A federal judge on Tuesday approved a first-year blueprint for reforming the Seattle Police Department, praising the work creating the plan but issuing a blunt warning to the city that he has not been happy with political infighting that cluttered the negotiations.
In a stern lecture from the bench, U.S. District Judge James Robart chastised the city for a "breakdown" in concentration during recent weeks, while Mayor Mike McGinn attacked City Attorney Pete Holmes' ethics and questioned Holmes' authority in the case.
Holmes sat at counsel table during Tuesday's hearing. McGinn did not attend.
The plan approved by Robart lays out deadlines for implementing new policies and training in the Police Department, required under a settlement agreement between the city and the U.S. Department of Justice (DOJ).
It represents a major step in the reform effort, stemming from DOJ findings that Seattle police officers routinely use excessive force. Federal attorneys also cited evidence of biased policing.
At one point last week, it appeared that McGinn and the Police Department might not accept the plan submitted by Merrick Bobb, an independent monitor appointed by the court to assure the agreement is carried out.
Robart said that would have been a mistake and he would have found the city out of compliance with the settlement agreement and might have imposed his own version of the agreement.
"Something that, I suspect, none of you, including me, would have liked or wanted to do," he said.
The judge also dissuaded the city of a notion, first put forth by McGinn during a Feb. 27 news briefing, that the city's agreement with the DOJ -- signed in July -- settled the litigation between them.
McGinn's legal counsel, Carl Marquardt, repeated the assertion in a March 5 letter to Holmes, saying "implementation of the Settlement Agreement is not 'litigation.'?"
He said the agreement makes clear that it is an accord between the city and DOJ to avoid litigation. Marquardt asserted that implementation "falls squarely" within the mayor's authority.
That view is "simply wrong," Robart said.
"Let there be no doubt then that what you have is an order of this court," he said. "It is not a private contract between the parties."
He reminded the city that he will retain jurisdiction over the case until the Police Department is in "full and effective compliance."
"So for better or worse, you have me for a while. And the litigation is not ending, it's beginning," Robart said.

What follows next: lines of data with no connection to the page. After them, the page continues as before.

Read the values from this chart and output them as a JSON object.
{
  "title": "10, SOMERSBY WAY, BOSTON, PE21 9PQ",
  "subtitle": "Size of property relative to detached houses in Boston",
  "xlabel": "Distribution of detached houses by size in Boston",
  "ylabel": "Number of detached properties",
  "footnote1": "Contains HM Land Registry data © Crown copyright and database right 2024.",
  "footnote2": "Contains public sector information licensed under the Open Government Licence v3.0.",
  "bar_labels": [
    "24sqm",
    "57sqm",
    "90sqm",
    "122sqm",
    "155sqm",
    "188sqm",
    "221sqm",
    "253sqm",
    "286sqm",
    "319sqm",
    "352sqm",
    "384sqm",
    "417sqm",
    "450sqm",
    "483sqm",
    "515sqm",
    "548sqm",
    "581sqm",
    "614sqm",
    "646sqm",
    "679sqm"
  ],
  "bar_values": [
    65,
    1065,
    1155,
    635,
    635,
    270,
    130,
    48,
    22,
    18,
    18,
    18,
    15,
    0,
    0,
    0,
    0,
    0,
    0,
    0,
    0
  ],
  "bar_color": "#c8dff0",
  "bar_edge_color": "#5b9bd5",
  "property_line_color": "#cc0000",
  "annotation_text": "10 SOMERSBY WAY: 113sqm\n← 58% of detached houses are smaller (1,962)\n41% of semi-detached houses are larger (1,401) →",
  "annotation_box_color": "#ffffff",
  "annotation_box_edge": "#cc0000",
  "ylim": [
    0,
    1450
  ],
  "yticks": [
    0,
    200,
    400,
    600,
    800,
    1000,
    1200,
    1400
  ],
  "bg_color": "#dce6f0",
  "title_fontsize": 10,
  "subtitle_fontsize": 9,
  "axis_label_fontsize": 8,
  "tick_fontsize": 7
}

Robart said he agreed with McGinn that the monitor's plan is a "living document" that may be amended, but that any changes must be approved by the court.

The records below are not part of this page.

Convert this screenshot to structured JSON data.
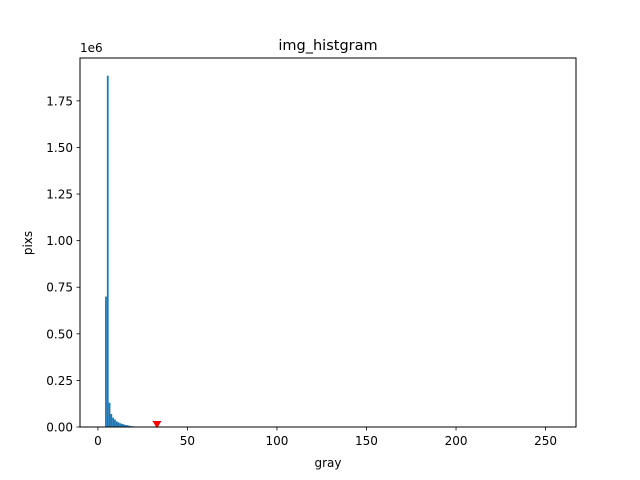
{
  "chart_data": {
    "type": "bar",
    "title": "img_histgram",
    "xlabel": "gray",
    "ylabel": "pixs",
    "y_offset_label": "1e6",
    "xlim": [
      -10,
      267
    ],
    "ylim": [
      0,
      1.98
    ],
    "xticks": [
      0,
      50,
      100,
      150,
      200,
      250
    ],
    "xtick_labels": [
      "0",
      "50",
      "100",
      "150",
      "200",
      "250"
    ],
    "yticks": [
      0,
      0.25,
      0.5,
      0.75,
      1.0,
      1.25,
      1.5,
      1.75
    ],
    "ytick_labels": [
      "0.00",
      "0.25",
      "0.50",
      "0.75",
      "1.00",
      "1.25",
      "1.50",
      "1.75"
    ],
    "bar_color": "#1f77b4",
    "bars": [
      {
        "x": 4,
        "value": 0.7
      },
      {
        "x": 5,
        "value": 1.885
      },
      {
        "x": 6,
        "value": 0.13
      },
      {
        "x": 7,
        "value": 0.07
      },
      {
        "x": 8,
        "value": 0.05
      },
      {
        "x": 9,
        "value": 0.04
      },
      {
        "x": 10,
        "value": 0.03
      },
      {
        "x": 11,
        "value": 0.025
      },
      {
        "x": 12,
        "value": 0.02
      },
      {
        "x": 13,
        "value": 0.017
      },
      {
        "x": 14,
        "value": 0.014
      },
      {
        "x": 15,
        "value": 0.011
      },
      {
        "x": 16,
        "value": 0.009
      },
      {
        "x": 17,
        "value": 0.007
      },
      {
        "x": 18,
        "value": 0.005
      },
      {
        "x": 19,
        "value": 0.004
      },
      {
        "x": 20,
        "value": 0.003
      },
      {
        "x": 21,
        "value": 0.002
      },
      {
        "x": 22,
        "value": 0.0015
      },
      {
        "x": 23,
        "value": 0.001
      }
    ],
    "marker": {
      "x": 33,
      "y": 0.0,
      "shape": "triangle-down",
      "color": "#ff0000"
    }
  }
}
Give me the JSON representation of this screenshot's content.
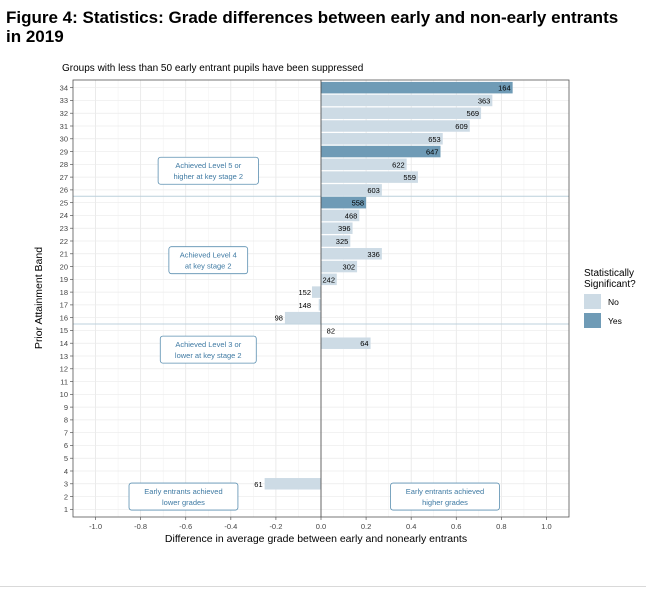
{
  "figure": {
    "title": "Figure 4: Statistics: Grade differences between early and non-early entrants in 2019"
  },
  "chart_data": {
    "type": "bar",
    "orientation": "horizontal",
    "subtitle": "Groups with less than 50 early entrant pupils have been suppressed",
    "xlabel": "Difference in average grade between early and nonearly entrants",
    "ylabel": "Prior Attainment Band",
    "xlim": [
      -1.1,
      1.1
    ],
    "xticks": [
      -1.0,
      -0.8,
      -0.6,
      -0.4,
      -0.2,
      0.0,
      0.2,
      0.4,
      0.6,
      0.8,
      1.0
    ],
    "xtick_labels": [
      "-1.0",
      "-0.8",
      "-0.6",
      "-0.4",
      "-0.2",
      "0.0",
      "0.2",
      "0.4",
      "0.6",
      "0.8",
      "1.0"
    ],
    "categories": [
      "1",
      "2",
      "3",
      "4",
      "5",
      "6",
      "7",
      "8",
      "9",
      "10",
      "11",
      "12",
      "13",
      "14",
      "15",
      "16",
      "17",
      "18",
      "19",
      "20",
      "21",
      "22",
      "23",
      "24",
      "25",
      "26",
      "27",
      "28",
      "29",
      "30",
      "31",
      "32",
      "33",
      "34"
    ],
    "grid": true,
    "legend": {
      "title": "Statistically Significant?",
      "position": "right",
      "entries": [
        {
          "label": "No",
          "color": "#cddbe5"
        },
        {
          "label": "Yes",
          "color": "#6f9bb6"
        }
      ]
    },
    "bars": [
      {
        "band": "3",
        "value": -0.25,
        "label": "61",
        "significant": false
      },
      {
        "band": "14",
        "value": 0.22,
        "label": "64",
        "significant": false
      },
      {
        "band": "15",
        "value": 0.0,
        "label": "82",
        "significant": false
      },
      {
        "band": "16",
        "value": -0.16,
        "label": "98",
        "significant": false
      },
      {
        "band": "17",
        "value": -0.01,
        "label": "148",
        "significant": false
      },
      {
        "band": "18",
        "value": -0.04,
        "label": "152",
        "significant": false
      },
      {
        "band": "19",
        "value": 0.07,
        "label": "242",
        "significant": false
      },
      {
        "band": "20",
        "value": 0.16,
        "label": "302",
        "significant": false
      },
      {
        "band": "21",
        "value": 0.27,
        "label": "336",
        "significant": false
      },
      {
        "band": "22",
        "value": 0.13,
        "label": "325",
        "significant": false
      },
      {
        "band": "23",
        "value": 0.14,
        "label": "396",
        "significant": false
      },
      {
        "band": "24",
        "value": 0.17,
        "label": "468",
        "significant": false
      },
      {
        "band": "25",
        "value": 0.2,
        "label": "558",
        "significant": true
      },
      {
        "band": "26",
        "value": 0.27,
        "label": "603",
        "significant": false
      },
      {
        "band": "27",
        "value": 0.43,
        "label": "559",
        "significant": false
      },
      {
        "band": "28",
        "value": 0.38,
        "label": "622",
        "significant": false
      },
      {
        "band": "29",
        "value": 0.53,
        "label": "647",
        "significant": true
      },
      {
        "band": "30",
        "value": 0.54,
        "label": "653",
        "significant": false
      },
      {
        "band": "31",
        "value": 0.66,
        "label": "609",
        "significant": false
      },
      {
        "band": "32",
        "value": 0.71,
        "label": "569",
        "significant": false
      },
      {
        "band": "33",
        "value": 0.76,
        "label": "363",
        "significant": false
      },
      {
        "band": "34",
        "value": 0.85,
        "label": "164",
        "significant": true
      }
    ],
    "reference_lines": [
      {
        "type": "horizontal",
        "between": [
          "15",
          "16"
        ]
      },
      {
        "type": "horizontal",
        "between": [
          "25",
          "26"
        ]
      },
      {
        "type": "vertical",
        "x": 0.0
      }
    ],
    "annotations": [
      {
        "text": [
          "Achieved Level 5 or",
          "higher at key stage 2"
        ],
        "x": -0.5,
        "band": 27.5
      },
      {
        "text": [
          "Achieved Level 4",
          "at key stage 2"
        ],
        "x": -0.5,
        "band": 20.5
      },
      {
        "text": [
          "Achieved Level 3 or",
          "lower at key stage 2"
        ],
        "x": -0.5,
        "band": 13.5
      },
      {
        "text": [
          "Early entrants achieved",
          "lower grades"
        ],
        "x": -0.61,
        "band": 2.0
      },
      {
        "text": [
          "Early entrants achieved",
          "higher grades"
        ],
        "x": 0.55,
        "band": 2.0
      }
    ]
  }
}
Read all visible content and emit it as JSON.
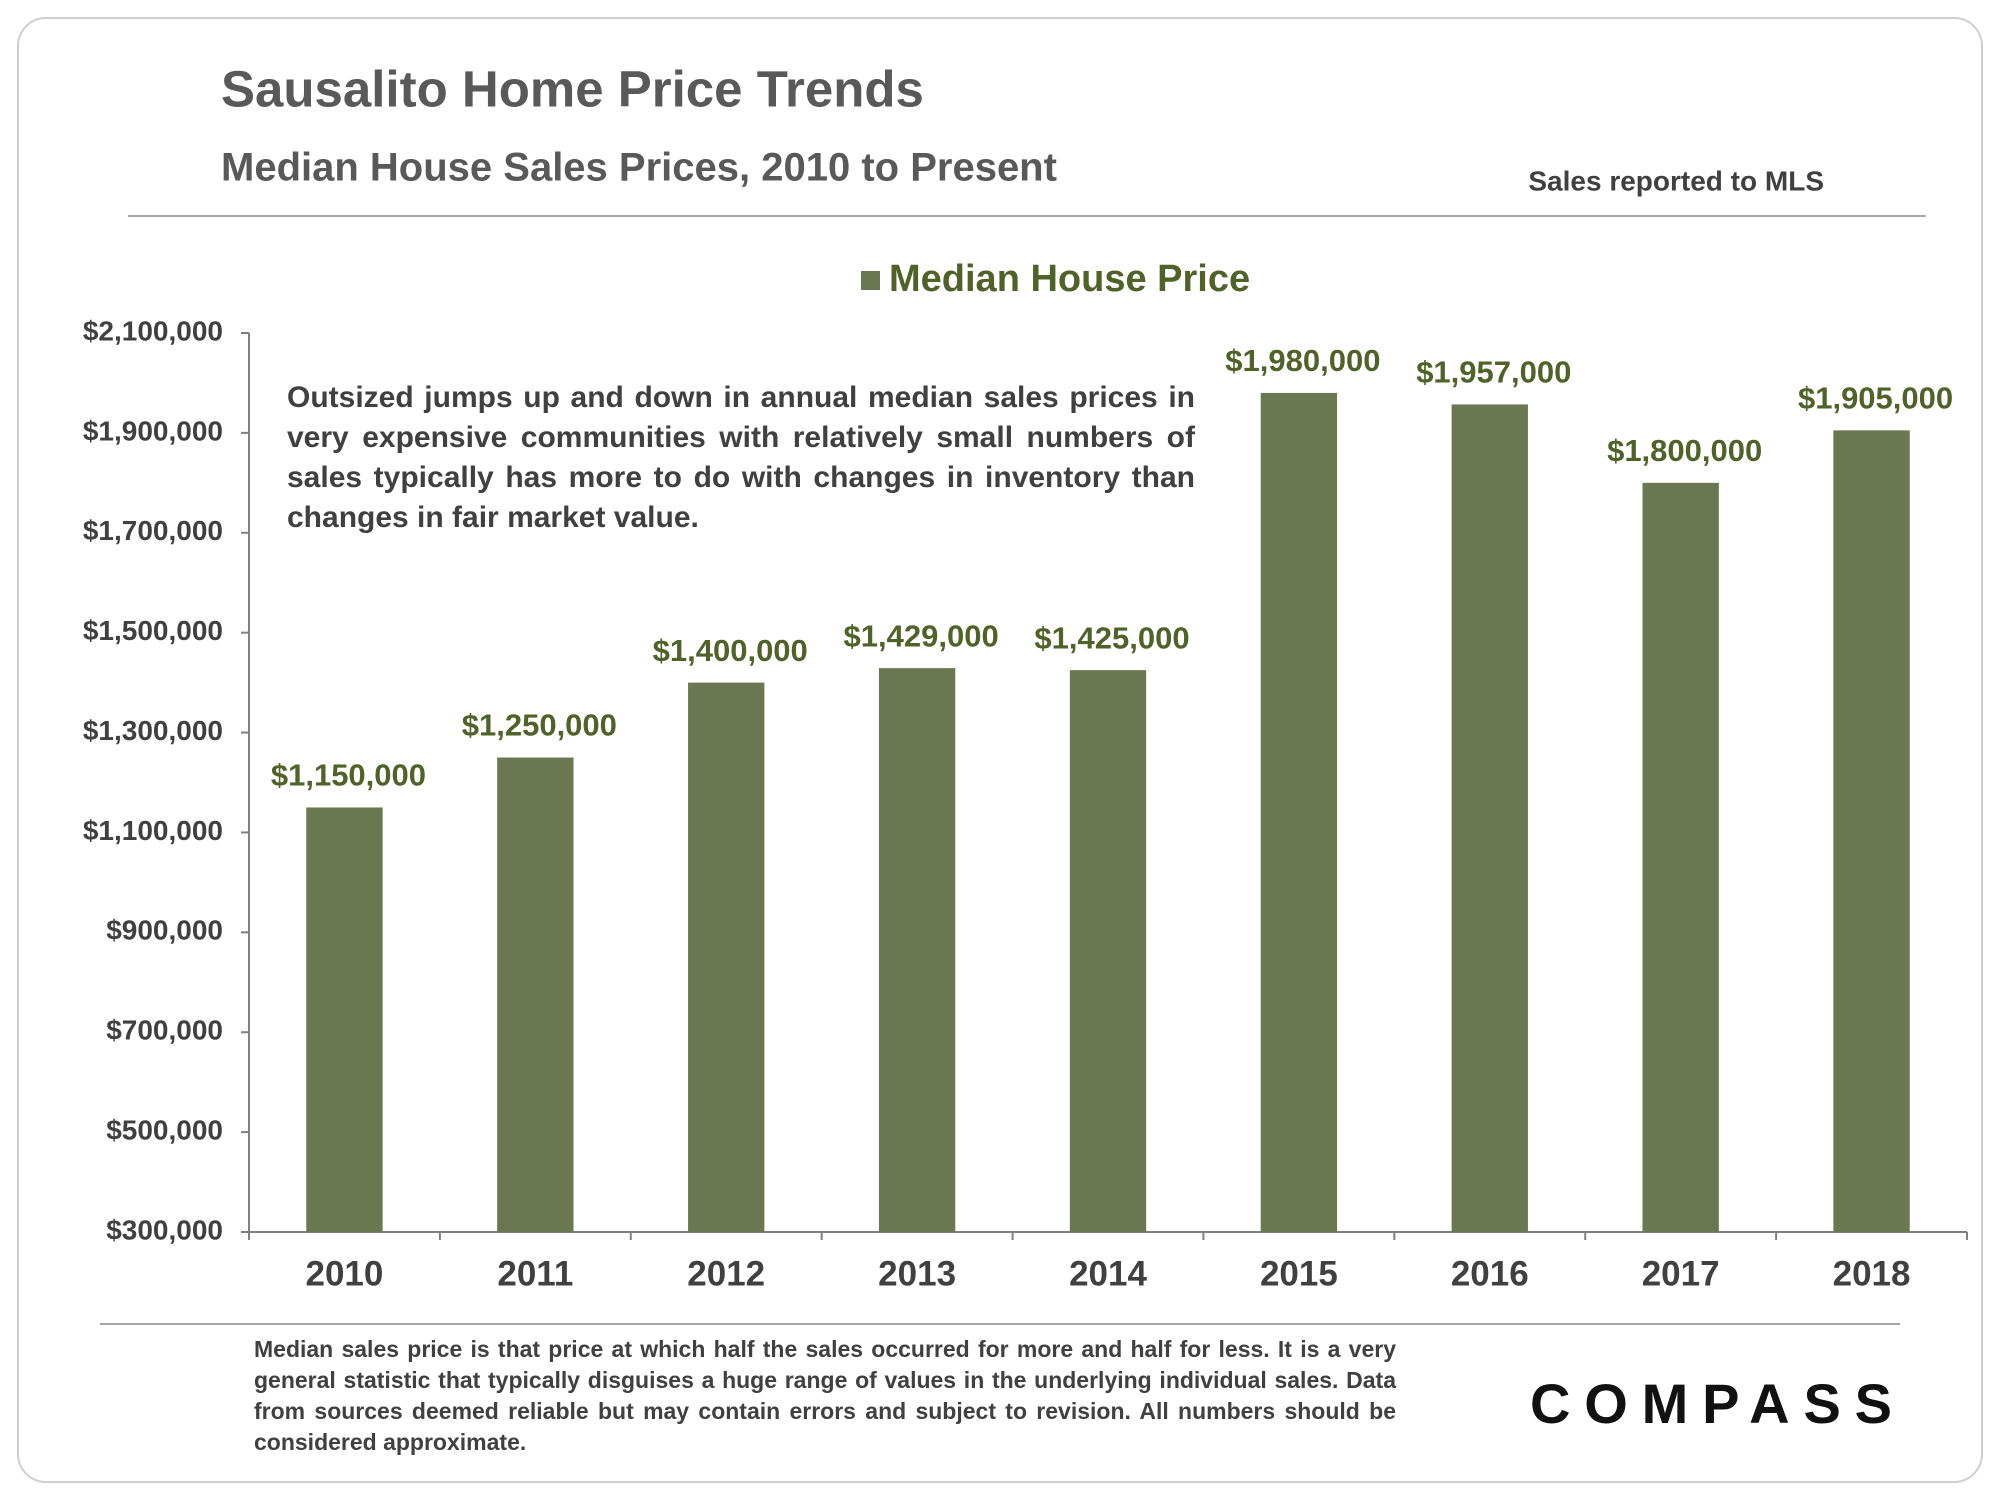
{
  "chart_data": {
    "type": "bar",
    "title": "Sausalito Home Price Trends",
    "subtitle": "Median House Sales Prices, 2010 to Present",
    "source": "Sales reported to MLS",
    "note": "Outsized jumps up and down in annual median sales prices in very expensive communities with relatively small numbers of sales typically has more to do with changes in inventory than changes in fair market value.",
    "footnote": "Median sales price is that price at which half the sales occurred for more and half for less. It is a very general statistic that typically disguises a huge range of values in the underlying individual sales. Data from sources deemed reliable but may contain errors and subject to revision. All numbers should be considered approximate.",
    "logo": "COMPASS",
    "categories": [
      "2010",
      "2011",
      "2012",
      "2013",
      "2014",
      "2015",
      "2016",
      "2017",
      "2018"
    ],
    "series": [
      {
        "name": "Median House Price",
        "color": "#6b7750",
        "values": [
          1150000,
          1250000,
          1400000,
          1429000,
          1425000,
          1980000,
          1957000,
          1800000,
          1905000
        ],
        "value_labels": [
          "$1,150,000",
          "$1,250,000",
          "$1,400,000",
          "$1,429,000",
          "$1,425,000",
          "$1,980,000",
          "$1,957,000",
          "$1,800,000",
          "$1,905,000"
        ]
      }
    ],
    "ylim": [
      300000,
      2100000
    ],
    "yticks": [
      {
        "value": 300000,
        "label": "$300,000"
      },
      {
        "value": 500000,
        "label": "$500,000"
      },
      {
        "value": 700000,
        "label": "$700,000"
      },
      {
        "value": 900000,
        "label": "$900,000"
      },
      {
        "value": 1100000,
        "label": "$1,100,000"
      },
      {
        "value": 1300000,
        "label": "$1,300,000"
      },
      {
        "value": 1500000,
        "label": "$1,500,000"
      },
      {
        "value": 1700000,
        "label": "$1,700,000"
      },
      {
        "value": 1900000,
        "label": "$1,900,000"
      },
      {
        "value": 2100000,
        "label": "$2,100,000"
      }
    ],
    "grid": false,
    "legend": "top"
  }
}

He also addressed an injunction being sought by the Seattle Police Officers' Guild and the Seattle Police Management Association in state court to prevent any of the court-ordered changes to the department from interfering with their contract or collective-bargaining rights. It named Bobb as one of the defendants.
Robart, who described Bobb as an "agent of the court," said he was "not aware of any jurisprudence which allows a state court to tell me what to do in my settlement agreement." He said he considered the labor groups' efforts "a further distraction" from implementing the agreement.
Sgt. Rich O'Neill, president of the police guild, said Tuesday night that there isn't case law dealing with the issue of how to resolve the state's collective-bargaining rights in conjunction with a federal court order.
He said he was assured by federal and city officials that the settlement agreement would not infringe on bargaining rights.
"We're not trying to trump the reforms, we're not trying to stand in the way of reforms, and many reforms don't require bargaining," O'Neill said, noting the guild must protect officers' disciplinary rights that are subject to bargaining.
"We won't be obstructionists ... but we have to defend our rights," he added.
Robart did praise the work done so far, and he highlighted what he called "significant milestones" reached to date: the settlement agreement and appointment of Bobb as monitor, the development of a first-year plan and the appointment of a Community Police Commission (CPC) by the mayor.
The CPC was singled out by Bobb and his team as the group whose work will likely determine the eventual success of the settlement agreement itself. The commission is charged with guiding the city in areas of police-data collection, policy review involving use-of-force and bias-free policing, reviewing the structure of the Police Department's Office of Professional Accountability and, most significantly, engaging the community.
Ron Ward, the assistant monitor, told Robart that he hoped the commission would be "assertive."
"Without that assertiveness, I don't think we will get real change," he said.
Bobb told the court that the department has been cooperative and that he and his team have had gotten almost everything they've asked for. "We enjoy good access," he said.
His deputy, Seattle attorney Peter Ehrlichman, said the monitoring team was watching for specific "indicators of success." Among the top priorities, he said, was the need for the department to make sure it has enough full-time sergeants and less reliance on acting sergeants who are not fully trained. "It's tough to be a supervisor and a squad member."
Ehrlichman said another measure is the training of all officers in crisis-intervention and that all use of force is reported, tracked, properly classified and thoroughly investigated.
McGinn's spokesman, Aaron Pickus, declined to comment on Robart's remarks stressing that the litigation remains active.
"The mayor, police chief and city attorney are working with the monitor and DOJ on the reforms in the monitoring plan and the settlement agreement," Pickus said in an email.
Holmes' spokeswoman, Kimberly Mills, said Holmes was pleased with the outcome and that Robart's remarks "speak for themselves."